La cita de Paul Auster, puntilloso remate al ángulo, alineará este viernes sobre la mitificada hierba de Maracaná: Francia y Alemania enfrentadas, como ya es costumbre, sólo con el balón de por medio y nada más que eso.

 

 

Hasta hace unas cuantas décadas había académicos que aseguraban que a lo largo de sus dilatadas historias y sus denominaciones tan cambiantes como sus fronteras, estos vecinos habían sostenido una sola guerra con esporádicas treguas.

 

 

Alianzas y traiciones, armisticios e invasiones, represalias y rencores, en un interminable ciclo de suspicacia y odio, de tratados y compensaciones que dejaban la tierra fértil para la siguiente confrontación.

 

 

Precisamente tras el Mundial de 1998 en Francia, Auster explicó: “Cuando seguí la Copa Mundial del pasado verano y observé a aficionados de varios equipos nacionales ondeando la bandera de su país y entonando canciones patrióticas, entendí que los europeos finalmente han encontrado un sustituto para la guerra. Sí, estoy consciente de los hooligans del futbol y sé sobre los disturbios que ocurrieron en Francia durante la Copa del Mundo. Pero aún, somos capaces de contar los daños con los dedos de nuestras dos manos. Una generación atrás, los contábamos por millones”.

 

Un episodio entre Alemania Federal y Francia durante las semifinales del Mundial de España 1982, devolvió tintes extra-cancha a la rivalidad deportiva. El tormentoso portero germano, Harald Schumacher, embistió cual toro de lidia a Patrick Battiston, tirándole dientes, fracturándole costillas y dañándole la columna vertebral, sin que siquiera se sancionara falta. Michel Platini, quien había filtrado el pase, llegó a temer lo peor al no sentir pulso a su compañero. Ya en tiempos extra, aquella elegante Francia se puso arriba 3-1, pero la incombustible Alemania volvió –como siempre– e igualó a tres.
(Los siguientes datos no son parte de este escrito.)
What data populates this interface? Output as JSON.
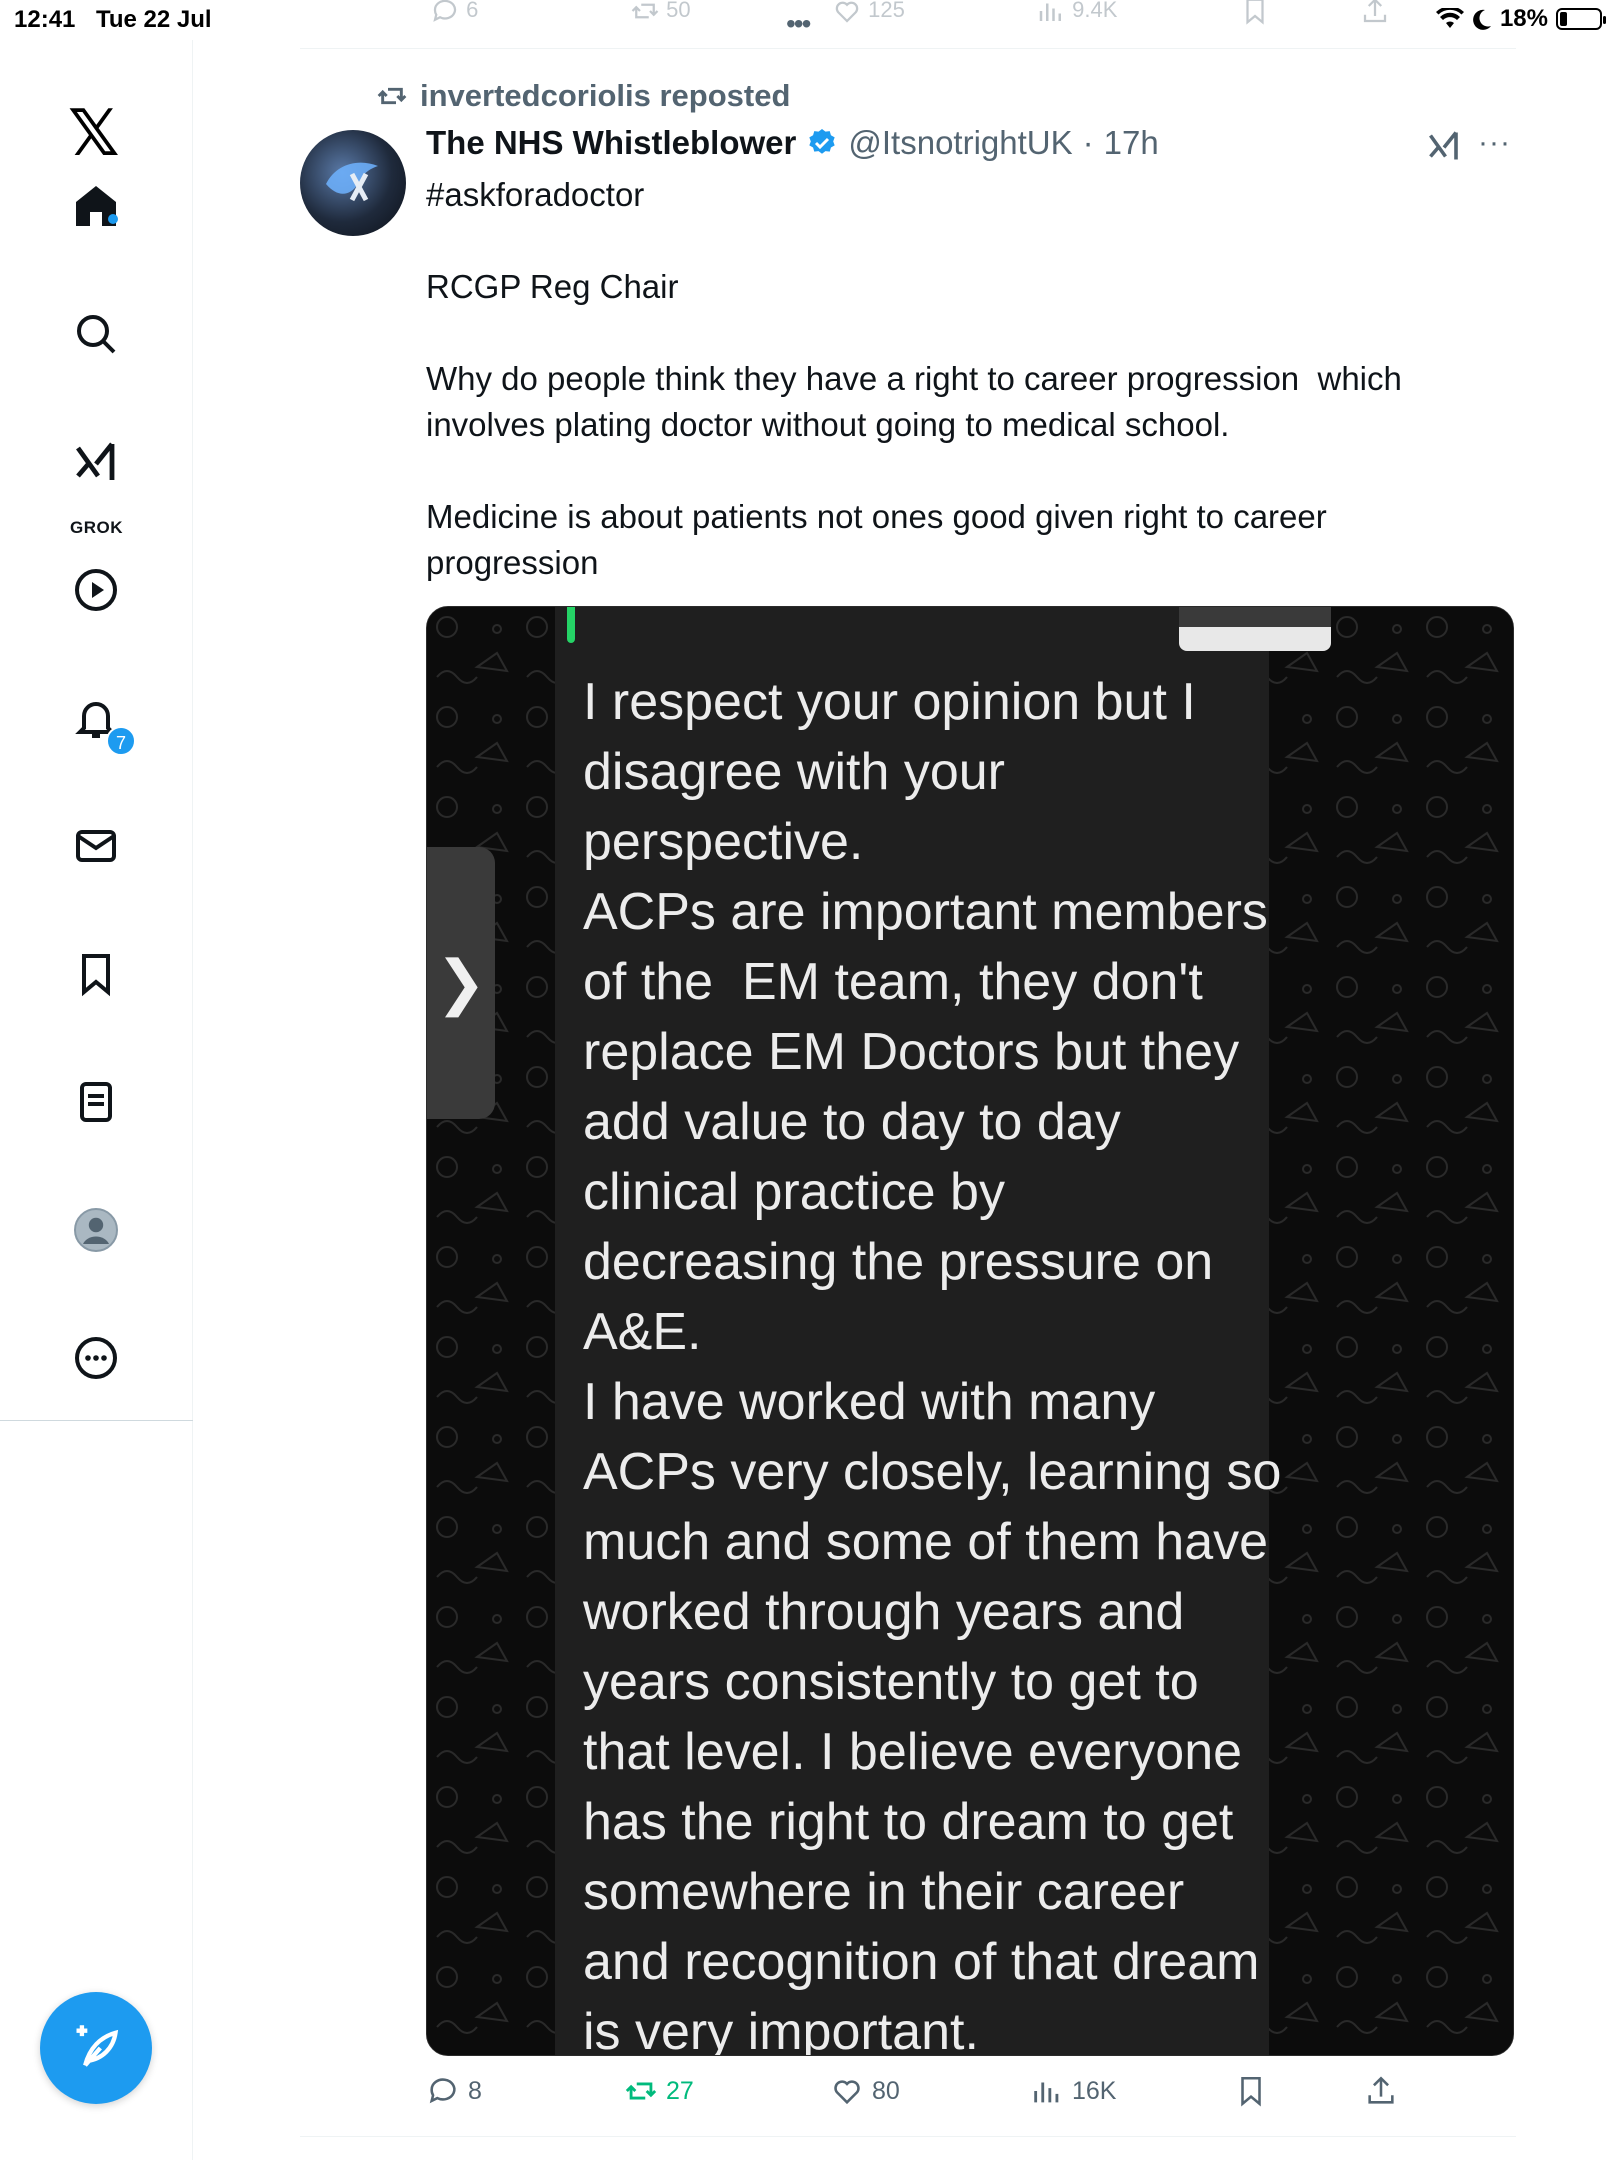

El héroe que colocó a los teutones en la gran final fue el propio Schumacher, atajador de dos penales cuando en el mejor de los casos tenía que haber estado expulsado (y en el peor, no exagero, en la cárcel).

 

 

Consumada la eliminación, un diario efectuó una encuesta para conocer quién era la persona más repudiada por los franceses, notando que por primera vez Hitler había sido desbancado. El portero, apodado “carnicero de Sevilla” por el lugar de su agresión, ahora encabezaba la lista.

 

 

Cuatro años más tarde se reencontraron Schumacher y Battiston en otra semifinal, la de México 86, y una Alemania que lucía inferior futbolísticamente a Francia, venció con comodidad. Desde entonces no se han topado en Mundiales.

 

 

Estas selecciones de pueblos enemistados al menos desde hace dos mil años, como dan cuenta los relatos del De Bello Gallico de Julio César, lucharán por un sitio en semifinales de Brasil 2014.

 

 

Pensando en Alsacia y Lorena cambiando de lado de la frontera como juguetes arrebatados entre dos niños, pensando en todo lo que antecedió a tratados de Versalles y conferencia de Yalta, pensando en los pleitos entre los descendientes de Carlomagno que dividieron su vasto imperio, podemos acudir a Maracaná y dar la razón a Auster: vaya milagro de paz, esta forma de odiarse con balón.